Zu den vielen seltsamen Begebenheiten meines Lebens gehörte, dass ich plötzlich, Ende 2005, nicht nur Chefredakteur des kleines Regionalmagazins Kärntner Monat war, sondern auch die Redaktion des Inflightmagazins der Ryanair leitete. Auf der einen Seite die geografisch extrem eingeschränkte Kärnten-Berichterstattung, auf der anderen Seite ganz Europa – mehr Spagat geht kaum.

Beide Projekte waren auf ihre Art mühsam. Der „Monat“ aber wurde wenigstens einigermaßen professionell abgewickelt, das Ryanair-Magazin hingegen war schon ob seiner Eckdaten schwer zu handhaben: fünfsprachig, bis zu 400.000 Stück Auflage. Dass dort an zentraler Stelle ein paar Edel-Chaoten am Werk waren, machte die Sache nicht einfacher.

DER GRÖSSTE FEHLER

Auch ich habe mich bei diesem Projekt nicht wirklich mit Ruhm bekleckert. Im Gegenteil. Wenn Sie mich nach meinem schwersten Fehler in 20 Jahren Printjournalismus fragen würden, würde ich Ihnen die Geschichte von Pamplona erzählen. Meinem Waterloo.

Wie so oft, wenn am Ende Scheiße produziert wird, begann alles ganz harmlos: Durch Zufall lernte ich in jenen Tagen einen außergewöhnliche begabten italienischen Fotografen kennen, der mir sensationelle Fotos vom Stiertreiben in Pamplona zeigte: Mittelformat, Schwarz-weiß, aus nächster Nähe aufgenommen. Man konnte förmlich den Atem der Stiere auf der Haut spüren. Ich war hin und weg.

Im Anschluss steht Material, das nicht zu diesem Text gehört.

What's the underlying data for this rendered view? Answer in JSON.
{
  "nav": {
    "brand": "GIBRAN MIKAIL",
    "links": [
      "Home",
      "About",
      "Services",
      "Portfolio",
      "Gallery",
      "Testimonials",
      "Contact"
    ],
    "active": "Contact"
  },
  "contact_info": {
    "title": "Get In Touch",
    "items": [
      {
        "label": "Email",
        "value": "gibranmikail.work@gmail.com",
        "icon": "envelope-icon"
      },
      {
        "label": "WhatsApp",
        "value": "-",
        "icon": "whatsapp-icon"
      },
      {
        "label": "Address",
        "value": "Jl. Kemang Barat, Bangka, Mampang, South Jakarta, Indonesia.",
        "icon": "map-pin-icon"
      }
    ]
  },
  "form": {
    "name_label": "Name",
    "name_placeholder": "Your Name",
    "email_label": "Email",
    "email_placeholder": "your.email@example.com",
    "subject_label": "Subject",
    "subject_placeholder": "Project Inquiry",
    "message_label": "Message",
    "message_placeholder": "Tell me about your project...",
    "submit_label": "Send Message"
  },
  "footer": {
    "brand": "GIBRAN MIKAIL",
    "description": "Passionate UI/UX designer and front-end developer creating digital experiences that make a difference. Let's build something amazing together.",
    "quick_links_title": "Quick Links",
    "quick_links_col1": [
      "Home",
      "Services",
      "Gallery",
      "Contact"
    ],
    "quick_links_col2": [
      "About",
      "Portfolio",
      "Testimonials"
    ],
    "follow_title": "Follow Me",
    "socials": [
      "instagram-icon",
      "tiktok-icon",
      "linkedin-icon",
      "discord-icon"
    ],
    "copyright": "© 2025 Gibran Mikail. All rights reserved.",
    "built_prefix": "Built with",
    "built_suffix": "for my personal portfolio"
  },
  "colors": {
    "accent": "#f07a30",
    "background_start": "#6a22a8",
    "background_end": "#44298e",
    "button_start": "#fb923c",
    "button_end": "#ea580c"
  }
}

Es gelang mir, den Kollegen zu überreden, mir die Bilder zu einem Freundschaftspreis zur Verfügung zu stellen. Ohne auch nur eine Sekunde an das Leid zu denken, dass die Stierhatz verursachte und verursacht, hievte ich eine große Bildstrecke ins Blatt und – wenn schon irren, dann so richtig – platzierte das großartigste Bild auf der Titelseite des Magazins. Es sah perfekt aus!

Wie immer musste die fertige Ausgabe in PDF-Form in den Vorhof der Macht geschickt werden, also zu einem der persönlichen Sekretäre von Ryanair-Boss Michael O’Leary. Dort, in Irland, wurden die aus Sicht der Fluglinie nötigen Korrekturen angebracht, dann gingen wir in Druck. Manchmal wurde um Beistriche gestritten, so pedant konnte O’Learys rechte Hand sein. Diesmal aber, bei der Pamplona-Nummer, gab es keine Einwände. Also: drucken. Zufrieden drehten wir die Computer ab und gingen nach Hause.

Vier oder fünf Tage später brach der Krieg los.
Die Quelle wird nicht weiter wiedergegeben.